I’m enjoying my first real summer off since I was a kid. No work. No school. The dog days of summer aren’t over yet. When it’s frizzling hot outside, I try to keep cool indoors. Where I can read and watch TV.
Summertime TV has come a long way since my childhood when all we had were reruns of network shows. Now the cable channels offer original programming, even in the summer. First I found AMC’s Mad Men.
The Company, a 3-part CIA drama on Sunday nights. Young idealists, old masters of covert operations, moles, double agents, beautiful women, Yalies, the KGB – all the usual suspects in any Cold War spy story are here. The first episode kept my attention for the whole two hours as the action shuttled primarily between Washington D.C. and East Berlin in the post-WWII era. I’ll tune in this Sunday for the next one.
My favorite new show, Saving Grace. This series, starring Holly Hunter, has something to offend everyone. Grace Hanadarko is a hard-charging Oklahoma City police detective who drinks, cusses, drives a Porsche way too fast, shoots pool, has an active sex life (some critics have said “promiscuous” but I disagree), and has turned against God and religion as she often tells her brother, who’s a Catholic priest. She’s a loving aunt to her motherless nephew (her sister was killed in the OKC bombing), a bulldog when pursuing a case, kind to the old guy next door, and fast with a fist when a rich cattleman hits on her.
And there’s Earl. He’s her last chance angel, a big rumpled tobacco-chewing guy in a plaid shirt and jeans. He also has a righteous set of wings he deploys when all else fails. Earl first appeared in answer to Grace’s prayer – “Oh God, help me” – which jumped out of her mouth after, driving drunk and too fast, she hit and killed a pedestrian. Earl – wings, tobacco spit bottle and all – popped onto the scene and after she finished arguing with him, Grace realized that the body, the blood and all evidence of the accident were gone.
Earl doesn’t help her solve crimes but he doesn’t leave Grace alone either.
This series may vanish without a trace after a few episodes because it could offend just about everybody, according to stereotypical thinking: traditional religious folks by the cussing and drinking and sex and amount of skin shown, and more liberal minded types by the God and angel stuff.

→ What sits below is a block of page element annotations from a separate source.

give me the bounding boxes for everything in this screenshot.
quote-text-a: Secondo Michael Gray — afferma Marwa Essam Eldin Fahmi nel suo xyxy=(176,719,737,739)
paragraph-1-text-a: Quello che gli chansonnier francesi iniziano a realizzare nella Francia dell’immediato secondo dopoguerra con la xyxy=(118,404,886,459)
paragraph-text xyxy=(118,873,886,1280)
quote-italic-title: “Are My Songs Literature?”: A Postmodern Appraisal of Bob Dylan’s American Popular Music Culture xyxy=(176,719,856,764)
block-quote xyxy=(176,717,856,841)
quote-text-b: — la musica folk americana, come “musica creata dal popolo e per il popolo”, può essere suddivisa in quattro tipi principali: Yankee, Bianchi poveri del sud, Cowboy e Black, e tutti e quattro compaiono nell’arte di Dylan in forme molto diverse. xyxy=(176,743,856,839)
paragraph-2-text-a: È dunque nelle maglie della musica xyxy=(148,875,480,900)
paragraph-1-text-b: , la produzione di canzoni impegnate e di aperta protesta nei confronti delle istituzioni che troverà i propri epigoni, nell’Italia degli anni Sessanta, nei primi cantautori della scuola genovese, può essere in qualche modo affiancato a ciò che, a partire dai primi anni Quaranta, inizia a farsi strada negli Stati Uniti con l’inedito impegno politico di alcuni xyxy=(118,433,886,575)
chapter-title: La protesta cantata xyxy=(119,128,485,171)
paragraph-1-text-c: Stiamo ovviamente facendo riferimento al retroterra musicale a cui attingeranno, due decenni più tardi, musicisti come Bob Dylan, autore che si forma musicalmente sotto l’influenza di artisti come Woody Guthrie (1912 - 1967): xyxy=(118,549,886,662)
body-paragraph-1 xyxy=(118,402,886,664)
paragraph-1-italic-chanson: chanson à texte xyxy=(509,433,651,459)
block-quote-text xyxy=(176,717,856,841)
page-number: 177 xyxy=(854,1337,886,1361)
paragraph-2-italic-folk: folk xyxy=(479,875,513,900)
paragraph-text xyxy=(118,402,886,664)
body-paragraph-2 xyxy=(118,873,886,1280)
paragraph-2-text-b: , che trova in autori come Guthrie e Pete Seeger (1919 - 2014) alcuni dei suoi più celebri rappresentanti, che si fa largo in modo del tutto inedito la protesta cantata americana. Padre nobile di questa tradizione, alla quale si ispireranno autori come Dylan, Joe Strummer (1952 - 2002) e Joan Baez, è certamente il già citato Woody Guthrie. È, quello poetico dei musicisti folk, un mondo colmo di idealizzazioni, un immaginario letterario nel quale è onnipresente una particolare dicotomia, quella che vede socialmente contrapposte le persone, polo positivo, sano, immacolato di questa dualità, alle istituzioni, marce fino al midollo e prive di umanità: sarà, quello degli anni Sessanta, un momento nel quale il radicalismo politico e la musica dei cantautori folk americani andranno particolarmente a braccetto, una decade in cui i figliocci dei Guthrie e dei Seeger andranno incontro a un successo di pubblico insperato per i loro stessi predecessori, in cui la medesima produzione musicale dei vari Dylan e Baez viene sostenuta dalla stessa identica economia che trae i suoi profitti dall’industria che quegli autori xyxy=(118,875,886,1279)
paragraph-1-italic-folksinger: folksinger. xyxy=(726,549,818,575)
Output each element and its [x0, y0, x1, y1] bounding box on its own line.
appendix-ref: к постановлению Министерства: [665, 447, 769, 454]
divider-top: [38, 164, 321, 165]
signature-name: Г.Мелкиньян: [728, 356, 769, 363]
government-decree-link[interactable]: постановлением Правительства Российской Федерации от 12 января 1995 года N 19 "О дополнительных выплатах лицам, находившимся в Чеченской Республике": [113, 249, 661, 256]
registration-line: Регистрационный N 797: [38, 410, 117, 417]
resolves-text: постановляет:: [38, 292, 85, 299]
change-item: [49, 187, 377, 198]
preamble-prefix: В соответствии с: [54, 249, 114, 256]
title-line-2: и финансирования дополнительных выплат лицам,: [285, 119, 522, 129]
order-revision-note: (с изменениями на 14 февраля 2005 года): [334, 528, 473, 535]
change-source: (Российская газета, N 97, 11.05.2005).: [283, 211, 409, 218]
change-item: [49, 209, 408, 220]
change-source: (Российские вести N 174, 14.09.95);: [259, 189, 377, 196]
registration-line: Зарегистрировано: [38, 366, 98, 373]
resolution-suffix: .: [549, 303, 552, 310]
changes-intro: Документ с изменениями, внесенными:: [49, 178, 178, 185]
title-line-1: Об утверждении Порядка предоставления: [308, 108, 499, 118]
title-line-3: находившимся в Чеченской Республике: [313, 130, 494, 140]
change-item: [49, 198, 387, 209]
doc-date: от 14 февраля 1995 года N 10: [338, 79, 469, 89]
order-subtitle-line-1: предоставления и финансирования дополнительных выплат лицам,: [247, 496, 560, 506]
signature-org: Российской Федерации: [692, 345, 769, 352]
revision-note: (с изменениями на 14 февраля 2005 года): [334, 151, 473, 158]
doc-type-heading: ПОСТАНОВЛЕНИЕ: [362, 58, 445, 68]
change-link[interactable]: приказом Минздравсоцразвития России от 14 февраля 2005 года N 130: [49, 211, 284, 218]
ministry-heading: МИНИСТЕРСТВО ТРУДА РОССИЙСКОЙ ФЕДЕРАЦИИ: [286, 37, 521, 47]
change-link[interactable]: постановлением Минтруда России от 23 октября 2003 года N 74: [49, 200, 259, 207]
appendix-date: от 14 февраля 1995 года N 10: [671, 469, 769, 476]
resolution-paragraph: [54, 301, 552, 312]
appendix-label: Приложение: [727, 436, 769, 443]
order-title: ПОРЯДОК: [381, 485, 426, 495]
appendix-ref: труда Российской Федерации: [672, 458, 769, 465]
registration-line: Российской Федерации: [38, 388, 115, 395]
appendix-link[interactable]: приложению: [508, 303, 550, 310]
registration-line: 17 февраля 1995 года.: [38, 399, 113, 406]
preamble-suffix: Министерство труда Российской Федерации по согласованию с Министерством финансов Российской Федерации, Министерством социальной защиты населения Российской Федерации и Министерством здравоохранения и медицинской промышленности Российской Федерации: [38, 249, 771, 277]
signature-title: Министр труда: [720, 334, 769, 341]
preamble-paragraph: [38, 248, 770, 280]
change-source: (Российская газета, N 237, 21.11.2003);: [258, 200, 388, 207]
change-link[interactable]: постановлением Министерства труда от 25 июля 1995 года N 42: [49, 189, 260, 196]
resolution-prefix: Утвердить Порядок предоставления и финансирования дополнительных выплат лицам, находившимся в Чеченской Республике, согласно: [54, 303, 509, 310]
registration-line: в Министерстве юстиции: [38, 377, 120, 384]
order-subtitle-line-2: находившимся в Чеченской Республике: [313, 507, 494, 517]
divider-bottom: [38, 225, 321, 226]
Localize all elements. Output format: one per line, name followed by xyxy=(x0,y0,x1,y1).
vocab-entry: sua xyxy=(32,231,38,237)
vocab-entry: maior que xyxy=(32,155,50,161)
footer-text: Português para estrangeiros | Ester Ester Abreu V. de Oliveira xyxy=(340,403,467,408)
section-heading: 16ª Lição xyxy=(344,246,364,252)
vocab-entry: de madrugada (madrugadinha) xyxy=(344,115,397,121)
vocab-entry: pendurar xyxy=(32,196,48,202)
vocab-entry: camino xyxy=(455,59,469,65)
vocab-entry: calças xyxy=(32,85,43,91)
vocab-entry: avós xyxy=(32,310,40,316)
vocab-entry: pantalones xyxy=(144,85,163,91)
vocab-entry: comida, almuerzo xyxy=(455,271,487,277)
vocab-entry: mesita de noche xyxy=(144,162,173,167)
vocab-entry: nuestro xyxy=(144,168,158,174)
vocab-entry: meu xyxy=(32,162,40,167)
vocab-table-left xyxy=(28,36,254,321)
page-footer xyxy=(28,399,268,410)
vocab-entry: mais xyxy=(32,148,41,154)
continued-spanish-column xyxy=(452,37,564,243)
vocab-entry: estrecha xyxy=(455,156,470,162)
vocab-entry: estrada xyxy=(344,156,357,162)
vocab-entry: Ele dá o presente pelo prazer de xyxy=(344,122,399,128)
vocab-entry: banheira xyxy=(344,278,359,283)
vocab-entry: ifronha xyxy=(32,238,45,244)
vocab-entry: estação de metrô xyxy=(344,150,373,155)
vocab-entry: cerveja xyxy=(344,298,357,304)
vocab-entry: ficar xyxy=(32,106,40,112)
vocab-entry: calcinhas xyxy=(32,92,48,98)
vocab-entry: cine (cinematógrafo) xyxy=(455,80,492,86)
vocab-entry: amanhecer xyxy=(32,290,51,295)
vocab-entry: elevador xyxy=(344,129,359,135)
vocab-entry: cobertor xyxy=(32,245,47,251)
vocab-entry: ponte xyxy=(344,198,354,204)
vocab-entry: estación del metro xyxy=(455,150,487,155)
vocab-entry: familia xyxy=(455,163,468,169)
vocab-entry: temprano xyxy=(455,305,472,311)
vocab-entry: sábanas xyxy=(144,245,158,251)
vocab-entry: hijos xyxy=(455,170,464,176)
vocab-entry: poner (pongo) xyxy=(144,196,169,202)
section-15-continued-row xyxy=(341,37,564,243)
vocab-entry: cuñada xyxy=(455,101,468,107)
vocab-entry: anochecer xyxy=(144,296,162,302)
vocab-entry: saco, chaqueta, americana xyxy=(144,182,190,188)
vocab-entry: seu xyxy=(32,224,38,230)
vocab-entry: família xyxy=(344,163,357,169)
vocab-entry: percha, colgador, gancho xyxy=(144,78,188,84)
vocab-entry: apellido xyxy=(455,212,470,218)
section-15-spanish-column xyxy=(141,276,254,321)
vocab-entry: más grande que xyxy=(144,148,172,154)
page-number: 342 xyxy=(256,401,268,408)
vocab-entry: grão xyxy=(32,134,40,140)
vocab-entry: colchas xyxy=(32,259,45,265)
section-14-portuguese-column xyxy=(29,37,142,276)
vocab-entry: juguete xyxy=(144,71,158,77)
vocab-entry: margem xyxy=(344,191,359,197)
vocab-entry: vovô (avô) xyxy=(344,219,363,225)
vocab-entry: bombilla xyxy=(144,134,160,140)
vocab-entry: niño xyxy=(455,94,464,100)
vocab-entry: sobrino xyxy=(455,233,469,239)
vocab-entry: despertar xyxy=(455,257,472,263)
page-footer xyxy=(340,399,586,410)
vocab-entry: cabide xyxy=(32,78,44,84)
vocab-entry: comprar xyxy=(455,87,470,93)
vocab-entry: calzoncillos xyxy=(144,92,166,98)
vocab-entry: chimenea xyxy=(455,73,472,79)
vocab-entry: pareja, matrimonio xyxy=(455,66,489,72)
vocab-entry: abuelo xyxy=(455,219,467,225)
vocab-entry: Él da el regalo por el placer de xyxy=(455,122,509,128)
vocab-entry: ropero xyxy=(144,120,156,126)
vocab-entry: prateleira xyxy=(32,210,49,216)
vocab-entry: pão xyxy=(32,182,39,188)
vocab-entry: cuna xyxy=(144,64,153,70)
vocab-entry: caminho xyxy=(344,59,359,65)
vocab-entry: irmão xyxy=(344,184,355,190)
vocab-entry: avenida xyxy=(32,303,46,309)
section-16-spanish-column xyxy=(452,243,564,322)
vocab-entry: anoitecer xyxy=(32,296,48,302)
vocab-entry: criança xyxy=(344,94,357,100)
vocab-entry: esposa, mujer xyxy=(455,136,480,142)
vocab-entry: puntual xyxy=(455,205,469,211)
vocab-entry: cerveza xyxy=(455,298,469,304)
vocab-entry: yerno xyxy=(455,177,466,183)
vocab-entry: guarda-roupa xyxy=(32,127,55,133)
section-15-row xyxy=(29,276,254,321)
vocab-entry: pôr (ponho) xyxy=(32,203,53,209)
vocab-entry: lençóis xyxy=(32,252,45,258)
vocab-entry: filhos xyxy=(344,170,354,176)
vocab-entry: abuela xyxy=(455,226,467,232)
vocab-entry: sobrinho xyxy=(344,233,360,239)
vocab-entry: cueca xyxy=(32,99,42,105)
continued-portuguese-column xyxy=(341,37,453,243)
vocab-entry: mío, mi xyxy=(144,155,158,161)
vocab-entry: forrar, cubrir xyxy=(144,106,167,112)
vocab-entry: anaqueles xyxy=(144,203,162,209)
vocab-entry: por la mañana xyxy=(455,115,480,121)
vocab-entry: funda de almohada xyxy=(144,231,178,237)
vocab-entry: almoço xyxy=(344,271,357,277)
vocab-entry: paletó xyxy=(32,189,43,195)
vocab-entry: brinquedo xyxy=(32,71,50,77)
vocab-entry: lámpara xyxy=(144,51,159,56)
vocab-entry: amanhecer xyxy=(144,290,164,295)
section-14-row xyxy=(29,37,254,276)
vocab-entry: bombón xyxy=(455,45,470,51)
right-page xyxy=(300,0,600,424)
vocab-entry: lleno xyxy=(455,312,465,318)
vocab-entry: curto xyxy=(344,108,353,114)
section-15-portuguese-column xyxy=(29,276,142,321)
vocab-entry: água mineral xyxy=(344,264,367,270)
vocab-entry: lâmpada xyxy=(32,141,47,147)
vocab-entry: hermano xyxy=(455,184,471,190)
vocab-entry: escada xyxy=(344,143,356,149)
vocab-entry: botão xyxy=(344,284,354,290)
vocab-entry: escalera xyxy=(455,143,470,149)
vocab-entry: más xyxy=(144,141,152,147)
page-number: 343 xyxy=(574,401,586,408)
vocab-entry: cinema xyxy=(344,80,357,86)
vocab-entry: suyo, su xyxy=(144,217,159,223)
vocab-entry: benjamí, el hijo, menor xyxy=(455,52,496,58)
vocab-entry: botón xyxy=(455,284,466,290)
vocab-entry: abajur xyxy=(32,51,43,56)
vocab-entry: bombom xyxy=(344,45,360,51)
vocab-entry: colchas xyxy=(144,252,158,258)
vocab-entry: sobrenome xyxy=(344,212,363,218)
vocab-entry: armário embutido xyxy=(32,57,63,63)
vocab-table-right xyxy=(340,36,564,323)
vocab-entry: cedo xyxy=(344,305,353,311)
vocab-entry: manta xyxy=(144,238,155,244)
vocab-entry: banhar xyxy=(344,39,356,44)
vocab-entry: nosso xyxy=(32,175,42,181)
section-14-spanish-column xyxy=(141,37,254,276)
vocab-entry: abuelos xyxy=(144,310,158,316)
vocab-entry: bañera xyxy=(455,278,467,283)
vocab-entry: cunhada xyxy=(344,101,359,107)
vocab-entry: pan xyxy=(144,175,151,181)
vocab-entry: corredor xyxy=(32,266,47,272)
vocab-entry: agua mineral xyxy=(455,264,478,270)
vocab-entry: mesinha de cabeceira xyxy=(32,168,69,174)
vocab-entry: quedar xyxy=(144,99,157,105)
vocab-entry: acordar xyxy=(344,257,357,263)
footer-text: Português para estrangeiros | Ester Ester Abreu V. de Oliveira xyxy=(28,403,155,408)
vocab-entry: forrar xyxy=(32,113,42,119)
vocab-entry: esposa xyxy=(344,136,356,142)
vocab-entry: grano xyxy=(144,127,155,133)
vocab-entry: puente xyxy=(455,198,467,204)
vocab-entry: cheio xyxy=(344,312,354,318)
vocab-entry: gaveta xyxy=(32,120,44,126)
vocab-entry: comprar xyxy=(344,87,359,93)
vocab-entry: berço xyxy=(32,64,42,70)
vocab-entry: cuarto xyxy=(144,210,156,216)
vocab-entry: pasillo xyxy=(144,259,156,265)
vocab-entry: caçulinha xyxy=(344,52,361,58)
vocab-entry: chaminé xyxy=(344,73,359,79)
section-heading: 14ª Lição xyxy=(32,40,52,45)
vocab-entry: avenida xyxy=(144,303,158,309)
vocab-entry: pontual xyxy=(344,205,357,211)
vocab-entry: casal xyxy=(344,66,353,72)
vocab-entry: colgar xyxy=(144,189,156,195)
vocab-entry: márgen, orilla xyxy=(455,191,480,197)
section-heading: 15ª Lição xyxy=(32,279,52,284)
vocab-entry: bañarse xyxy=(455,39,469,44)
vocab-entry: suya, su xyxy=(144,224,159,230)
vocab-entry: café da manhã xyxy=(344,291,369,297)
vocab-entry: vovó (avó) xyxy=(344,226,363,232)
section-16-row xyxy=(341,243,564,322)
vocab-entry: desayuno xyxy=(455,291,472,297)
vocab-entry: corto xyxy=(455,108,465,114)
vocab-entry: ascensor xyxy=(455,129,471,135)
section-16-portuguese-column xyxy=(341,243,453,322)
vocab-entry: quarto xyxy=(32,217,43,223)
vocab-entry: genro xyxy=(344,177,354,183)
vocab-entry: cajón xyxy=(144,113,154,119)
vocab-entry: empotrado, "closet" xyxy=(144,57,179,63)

I’m fine with all of it. I hope a lot of people are. This series dares to portray three-dimensional characters who are living complicated and meaningful lives – out there on the plains of mid-America, nowhere near the Right or Left Coasts, or Chicago, New Orleans or Houston. Come to think of it, that may be harder for a lot of audiences to believe than a tobacco-chewing angel named Earl.